Chinese Dwarf Hamster
The Chinese dwarf hamster (Cricetus griseus) is the least attainable type of hamsters and it’s not often that you will find it available at a local pet store due to it’s low popularity. While is often referred to as a dwarf hamster but it’s actually classified as a rat-like species; it most resembles a mouse. Originating from the Mongolia and northern China, the Chinese hamster is adapted well for climbing as this region is rocky and mountainous. These little guys are known to be active both day and night during the summer months.
The Chinese dwarf has certain features that makes it easily recognized among the other hamster types. For starters, this breed has more elongated body shape than the Campbells, Robo and Winter White hamster. An adult can grow to 4 to 5 inches (10 -12cm) and weigh 1.5 to 1.75 ounces (40-50g). It has a longer tail than these other breeds as well, up to an inch in length. The Chinese hamster has short stubby legs to make its body appear even longer. It’s coloring is a gray top, light bottom and a black stripe. However, the most notable feature and probably the reason for it’s lack of popularity is that the male species have very prominent sex organs; about the size of its head.
Caring for This Breed
You can keep a community of these in one hamster cage but when a female Chinese Dwarf is pregnant, it can become aggressive towards males. If the males don’t have a way to escape this wrath, the female can kill the males. Provide plenty of hiding places as well as dwarf sized tubes and tunnels to connect different living chambers. This should ensure the safety of all the hamsters in the cage. Learn more about how to take care of a hamster.

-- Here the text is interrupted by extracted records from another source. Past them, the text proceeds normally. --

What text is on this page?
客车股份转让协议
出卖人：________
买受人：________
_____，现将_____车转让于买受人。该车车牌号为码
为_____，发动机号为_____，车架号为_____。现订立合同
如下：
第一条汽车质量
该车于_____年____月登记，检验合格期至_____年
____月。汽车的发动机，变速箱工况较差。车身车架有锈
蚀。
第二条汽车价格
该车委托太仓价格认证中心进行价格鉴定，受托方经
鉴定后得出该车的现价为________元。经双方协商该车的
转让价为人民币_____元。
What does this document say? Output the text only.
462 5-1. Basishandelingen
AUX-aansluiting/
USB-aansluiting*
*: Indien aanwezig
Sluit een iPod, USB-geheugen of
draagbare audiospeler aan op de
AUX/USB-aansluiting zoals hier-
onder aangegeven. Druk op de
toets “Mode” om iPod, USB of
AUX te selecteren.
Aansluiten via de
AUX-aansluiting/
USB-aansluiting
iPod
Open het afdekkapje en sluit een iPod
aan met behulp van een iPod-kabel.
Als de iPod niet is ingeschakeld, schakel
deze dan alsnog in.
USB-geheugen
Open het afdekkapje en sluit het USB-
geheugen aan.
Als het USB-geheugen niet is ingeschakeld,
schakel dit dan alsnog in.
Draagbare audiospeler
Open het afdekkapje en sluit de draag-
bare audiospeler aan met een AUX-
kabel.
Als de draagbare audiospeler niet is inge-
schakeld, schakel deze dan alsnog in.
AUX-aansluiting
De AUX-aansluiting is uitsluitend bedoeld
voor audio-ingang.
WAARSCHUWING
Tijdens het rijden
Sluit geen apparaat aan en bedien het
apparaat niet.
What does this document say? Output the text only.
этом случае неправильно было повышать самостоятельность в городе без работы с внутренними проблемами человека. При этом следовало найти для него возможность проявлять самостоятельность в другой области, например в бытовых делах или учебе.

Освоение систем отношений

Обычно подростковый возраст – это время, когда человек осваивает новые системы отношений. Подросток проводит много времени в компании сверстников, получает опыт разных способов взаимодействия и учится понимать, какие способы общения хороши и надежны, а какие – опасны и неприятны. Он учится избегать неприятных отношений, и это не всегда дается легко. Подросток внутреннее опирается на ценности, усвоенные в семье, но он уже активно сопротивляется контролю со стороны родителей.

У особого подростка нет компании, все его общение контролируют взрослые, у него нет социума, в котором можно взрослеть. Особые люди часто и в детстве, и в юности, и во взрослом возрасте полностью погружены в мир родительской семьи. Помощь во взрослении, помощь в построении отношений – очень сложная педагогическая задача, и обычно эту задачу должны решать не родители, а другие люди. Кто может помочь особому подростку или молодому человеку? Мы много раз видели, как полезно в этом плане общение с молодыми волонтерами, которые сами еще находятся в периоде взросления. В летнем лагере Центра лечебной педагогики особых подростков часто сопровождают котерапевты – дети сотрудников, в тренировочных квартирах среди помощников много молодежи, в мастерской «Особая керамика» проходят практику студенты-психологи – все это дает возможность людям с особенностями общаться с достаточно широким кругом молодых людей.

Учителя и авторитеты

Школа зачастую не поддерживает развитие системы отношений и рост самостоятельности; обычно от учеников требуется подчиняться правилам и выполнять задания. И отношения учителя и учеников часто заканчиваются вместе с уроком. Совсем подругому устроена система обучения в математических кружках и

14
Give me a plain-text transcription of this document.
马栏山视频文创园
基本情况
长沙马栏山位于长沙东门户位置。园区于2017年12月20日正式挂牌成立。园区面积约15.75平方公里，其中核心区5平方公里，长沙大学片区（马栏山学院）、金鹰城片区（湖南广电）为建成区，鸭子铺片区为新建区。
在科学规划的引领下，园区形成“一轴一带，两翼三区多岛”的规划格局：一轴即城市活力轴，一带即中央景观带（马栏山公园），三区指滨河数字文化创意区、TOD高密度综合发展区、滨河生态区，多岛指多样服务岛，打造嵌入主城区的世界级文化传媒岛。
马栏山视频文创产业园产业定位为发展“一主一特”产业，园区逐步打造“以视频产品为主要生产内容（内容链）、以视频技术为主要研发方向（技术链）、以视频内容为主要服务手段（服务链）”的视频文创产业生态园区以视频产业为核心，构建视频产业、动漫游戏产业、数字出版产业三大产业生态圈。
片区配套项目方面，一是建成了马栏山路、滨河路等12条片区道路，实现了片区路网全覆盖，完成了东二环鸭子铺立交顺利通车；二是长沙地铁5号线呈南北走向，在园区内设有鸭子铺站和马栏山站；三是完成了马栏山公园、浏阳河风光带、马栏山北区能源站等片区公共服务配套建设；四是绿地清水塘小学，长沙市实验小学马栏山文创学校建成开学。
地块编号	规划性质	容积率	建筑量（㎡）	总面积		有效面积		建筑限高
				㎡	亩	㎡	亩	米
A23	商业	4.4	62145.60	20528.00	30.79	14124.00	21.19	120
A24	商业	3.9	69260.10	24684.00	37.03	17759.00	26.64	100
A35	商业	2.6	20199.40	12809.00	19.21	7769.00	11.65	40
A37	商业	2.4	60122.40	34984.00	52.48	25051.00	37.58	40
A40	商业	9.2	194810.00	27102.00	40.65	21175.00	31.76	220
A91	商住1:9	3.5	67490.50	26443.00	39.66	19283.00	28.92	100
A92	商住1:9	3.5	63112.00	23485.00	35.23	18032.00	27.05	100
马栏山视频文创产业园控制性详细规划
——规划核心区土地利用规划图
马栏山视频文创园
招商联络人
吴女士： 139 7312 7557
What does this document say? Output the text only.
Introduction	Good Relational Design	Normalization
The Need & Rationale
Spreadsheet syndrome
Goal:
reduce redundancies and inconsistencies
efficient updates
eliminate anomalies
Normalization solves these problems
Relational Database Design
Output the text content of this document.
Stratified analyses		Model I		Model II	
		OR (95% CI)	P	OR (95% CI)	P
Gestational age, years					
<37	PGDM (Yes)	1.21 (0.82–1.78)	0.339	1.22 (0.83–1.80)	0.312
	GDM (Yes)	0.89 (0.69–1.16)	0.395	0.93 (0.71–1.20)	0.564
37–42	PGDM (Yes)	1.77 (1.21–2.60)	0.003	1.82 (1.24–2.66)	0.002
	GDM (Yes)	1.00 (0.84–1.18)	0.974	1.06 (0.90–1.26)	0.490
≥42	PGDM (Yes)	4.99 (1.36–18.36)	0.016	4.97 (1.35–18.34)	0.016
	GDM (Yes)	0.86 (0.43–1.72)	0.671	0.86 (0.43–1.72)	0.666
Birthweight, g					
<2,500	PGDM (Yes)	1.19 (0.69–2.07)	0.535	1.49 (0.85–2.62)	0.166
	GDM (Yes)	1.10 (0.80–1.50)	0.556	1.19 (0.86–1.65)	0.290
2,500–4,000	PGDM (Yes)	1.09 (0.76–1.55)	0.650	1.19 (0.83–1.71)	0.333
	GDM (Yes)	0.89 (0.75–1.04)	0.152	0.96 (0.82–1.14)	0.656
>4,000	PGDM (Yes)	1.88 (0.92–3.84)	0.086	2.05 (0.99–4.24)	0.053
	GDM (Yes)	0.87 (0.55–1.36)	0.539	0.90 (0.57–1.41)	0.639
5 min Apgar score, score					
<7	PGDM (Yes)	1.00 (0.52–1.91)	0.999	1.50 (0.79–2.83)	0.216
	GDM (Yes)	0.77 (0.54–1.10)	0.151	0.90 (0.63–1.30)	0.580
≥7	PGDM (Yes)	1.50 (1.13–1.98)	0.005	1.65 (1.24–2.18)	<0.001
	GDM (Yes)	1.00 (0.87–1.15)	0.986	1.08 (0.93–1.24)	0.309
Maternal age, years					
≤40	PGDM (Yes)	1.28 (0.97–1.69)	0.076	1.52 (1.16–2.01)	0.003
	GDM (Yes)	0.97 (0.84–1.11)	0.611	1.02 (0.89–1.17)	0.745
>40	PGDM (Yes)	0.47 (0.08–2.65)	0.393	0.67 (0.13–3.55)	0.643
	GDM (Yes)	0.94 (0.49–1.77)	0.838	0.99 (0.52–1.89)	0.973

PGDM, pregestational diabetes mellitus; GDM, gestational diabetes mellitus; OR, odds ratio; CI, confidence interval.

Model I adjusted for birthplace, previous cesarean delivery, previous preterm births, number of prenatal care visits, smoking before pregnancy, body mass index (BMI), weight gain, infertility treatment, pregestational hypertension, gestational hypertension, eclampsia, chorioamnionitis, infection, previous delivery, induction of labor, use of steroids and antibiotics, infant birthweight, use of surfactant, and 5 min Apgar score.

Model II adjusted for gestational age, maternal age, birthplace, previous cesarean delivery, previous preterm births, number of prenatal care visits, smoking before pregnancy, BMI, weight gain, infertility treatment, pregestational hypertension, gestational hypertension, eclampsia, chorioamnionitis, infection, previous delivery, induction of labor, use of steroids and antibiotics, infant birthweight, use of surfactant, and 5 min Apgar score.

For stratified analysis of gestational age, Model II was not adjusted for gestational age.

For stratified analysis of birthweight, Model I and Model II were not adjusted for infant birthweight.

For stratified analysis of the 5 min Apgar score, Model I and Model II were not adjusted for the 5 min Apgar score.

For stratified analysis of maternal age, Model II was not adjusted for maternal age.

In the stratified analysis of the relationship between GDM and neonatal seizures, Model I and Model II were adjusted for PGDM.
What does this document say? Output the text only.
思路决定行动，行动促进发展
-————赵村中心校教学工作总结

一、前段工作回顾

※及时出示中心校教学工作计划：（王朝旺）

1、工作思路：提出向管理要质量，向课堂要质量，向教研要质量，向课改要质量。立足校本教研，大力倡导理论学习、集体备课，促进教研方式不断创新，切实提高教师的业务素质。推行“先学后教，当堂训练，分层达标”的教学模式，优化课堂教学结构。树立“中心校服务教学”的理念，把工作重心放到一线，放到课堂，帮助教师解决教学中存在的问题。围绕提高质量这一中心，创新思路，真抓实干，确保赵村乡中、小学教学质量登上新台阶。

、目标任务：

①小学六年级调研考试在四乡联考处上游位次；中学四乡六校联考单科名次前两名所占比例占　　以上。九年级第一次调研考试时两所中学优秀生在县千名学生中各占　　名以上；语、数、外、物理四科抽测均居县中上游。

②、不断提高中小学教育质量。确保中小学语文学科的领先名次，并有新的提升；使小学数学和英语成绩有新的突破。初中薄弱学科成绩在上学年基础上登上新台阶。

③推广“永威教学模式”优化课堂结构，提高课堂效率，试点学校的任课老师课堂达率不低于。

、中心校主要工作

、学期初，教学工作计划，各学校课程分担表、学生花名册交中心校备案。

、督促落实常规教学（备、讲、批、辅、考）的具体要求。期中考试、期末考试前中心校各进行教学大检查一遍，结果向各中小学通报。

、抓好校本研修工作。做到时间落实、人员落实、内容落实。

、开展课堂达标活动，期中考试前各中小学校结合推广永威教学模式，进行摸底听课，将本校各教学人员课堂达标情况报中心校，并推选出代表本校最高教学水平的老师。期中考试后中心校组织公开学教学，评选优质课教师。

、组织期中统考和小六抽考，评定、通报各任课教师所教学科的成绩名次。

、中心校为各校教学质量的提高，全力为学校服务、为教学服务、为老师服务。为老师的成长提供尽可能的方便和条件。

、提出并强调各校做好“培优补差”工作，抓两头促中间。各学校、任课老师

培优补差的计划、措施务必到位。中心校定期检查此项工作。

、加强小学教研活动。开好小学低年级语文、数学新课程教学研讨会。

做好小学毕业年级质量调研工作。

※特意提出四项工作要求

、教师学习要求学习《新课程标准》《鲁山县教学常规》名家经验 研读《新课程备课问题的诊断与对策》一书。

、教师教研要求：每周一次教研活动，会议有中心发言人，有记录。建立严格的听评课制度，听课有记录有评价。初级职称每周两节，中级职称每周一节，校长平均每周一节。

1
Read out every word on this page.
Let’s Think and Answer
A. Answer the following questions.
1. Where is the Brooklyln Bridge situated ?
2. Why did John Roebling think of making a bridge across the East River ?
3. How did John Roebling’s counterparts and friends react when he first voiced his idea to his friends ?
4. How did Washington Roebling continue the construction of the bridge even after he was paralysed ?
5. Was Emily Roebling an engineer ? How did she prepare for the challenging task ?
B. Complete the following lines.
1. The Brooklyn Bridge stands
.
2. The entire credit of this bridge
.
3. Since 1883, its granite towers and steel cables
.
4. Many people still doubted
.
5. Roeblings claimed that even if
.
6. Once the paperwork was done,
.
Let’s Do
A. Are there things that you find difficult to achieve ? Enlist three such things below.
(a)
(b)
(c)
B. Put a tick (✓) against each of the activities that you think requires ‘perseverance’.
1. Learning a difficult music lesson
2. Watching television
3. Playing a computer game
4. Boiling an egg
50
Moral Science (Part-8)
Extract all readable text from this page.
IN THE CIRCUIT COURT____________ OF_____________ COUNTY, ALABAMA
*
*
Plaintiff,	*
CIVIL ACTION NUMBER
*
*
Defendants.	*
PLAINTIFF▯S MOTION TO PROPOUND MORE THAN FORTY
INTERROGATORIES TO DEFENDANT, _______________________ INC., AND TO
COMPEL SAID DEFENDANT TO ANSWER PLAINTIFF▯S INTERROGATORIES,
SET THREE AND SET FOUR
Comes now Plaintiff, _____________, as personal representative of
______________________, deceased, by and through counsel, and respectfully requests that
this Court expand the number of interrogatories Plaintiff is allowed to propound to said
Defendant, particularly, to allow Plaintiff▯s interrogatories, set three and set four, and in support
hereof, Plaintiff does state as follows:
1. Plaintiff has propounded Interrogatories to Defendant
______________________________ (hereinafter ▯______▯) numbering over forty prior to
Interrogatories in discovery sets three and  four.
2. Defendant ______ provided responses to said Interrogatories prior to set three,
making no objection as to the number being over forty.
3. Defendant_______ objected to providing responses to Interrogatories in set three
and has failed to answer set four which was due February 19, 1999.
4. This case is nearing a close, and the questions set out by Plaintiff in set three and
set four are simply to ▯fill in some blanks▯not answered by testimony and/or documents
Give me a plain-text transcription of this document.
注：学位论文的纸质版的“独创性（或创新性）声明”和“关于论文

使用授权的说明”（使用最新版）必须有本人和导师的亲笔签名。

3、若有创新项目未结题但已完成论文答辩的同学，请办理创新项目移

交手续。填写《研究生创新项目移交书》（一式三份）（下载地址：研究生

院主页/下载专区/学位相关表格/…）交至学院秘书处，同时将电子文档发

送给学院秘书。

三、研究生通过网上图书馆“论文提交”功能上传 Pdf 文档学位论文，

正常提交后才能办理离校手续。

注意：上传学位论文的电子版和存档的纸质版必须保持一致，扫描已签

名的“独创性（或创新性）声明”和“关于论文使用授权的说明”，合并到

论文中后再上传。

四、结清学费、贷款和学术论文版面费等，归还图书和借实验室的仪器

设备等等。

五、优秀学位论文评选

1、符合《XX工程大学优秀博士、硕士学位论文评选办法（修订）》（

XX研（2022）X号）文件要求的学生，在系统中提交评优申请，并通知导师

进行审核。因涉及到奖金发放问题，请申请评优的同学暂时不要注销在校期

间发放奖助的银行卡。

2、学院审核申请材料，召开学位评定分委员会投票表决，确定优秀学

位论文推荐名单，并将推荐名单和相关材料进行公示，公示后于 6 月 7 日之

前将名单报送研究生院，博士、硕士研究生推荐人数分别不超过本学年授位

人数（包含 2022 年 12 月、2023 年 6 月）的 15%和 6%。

Roborovski Robo Dwarf Hamster
The Roborovski dwarf hamster (Phodophus Roborovski) originates from the deserts of west and east Mongolia, China and Russia. It’s a hamster breed that has been sold as pets in pet stores since the 1990s. However, the Robo hamster is less available than the Campbell’s or the Golden Syrian hamster breeds.
- A fully grown adult Roborovski is 3.5 to 4 inches long (9-10cm).
- Weighing between .75 to 1.5 ounces (25-40g).
- The Robo is less full bodied than the Campbell’s.
- Brownish yellow in color with no dorsal stripe.
- The life span of this dwarf breed is around 3.5 years.
Caring for it
Like all dwarf hamster types, the Robo can live in communities or separately. Small fights might occur but the only need to be separated if the fighting is serious. As a small type of hamster, the robo is fast and hard to handle. They are not suitable for young children but can be tamed well. It’s also important to purchase dwarf sized hamster accessories so these little guys are not injured by hard to use wheels, balls or tubes and tunnels.
Don’t be alarmed if you notice your pet Roborovski sleeping longer than other types of hamsters. This is not an indication of your pet being sick or even bored; they are simply known to be the late risers in the pet hamster world. Their most active period is during the late evening around 9 to 11pm.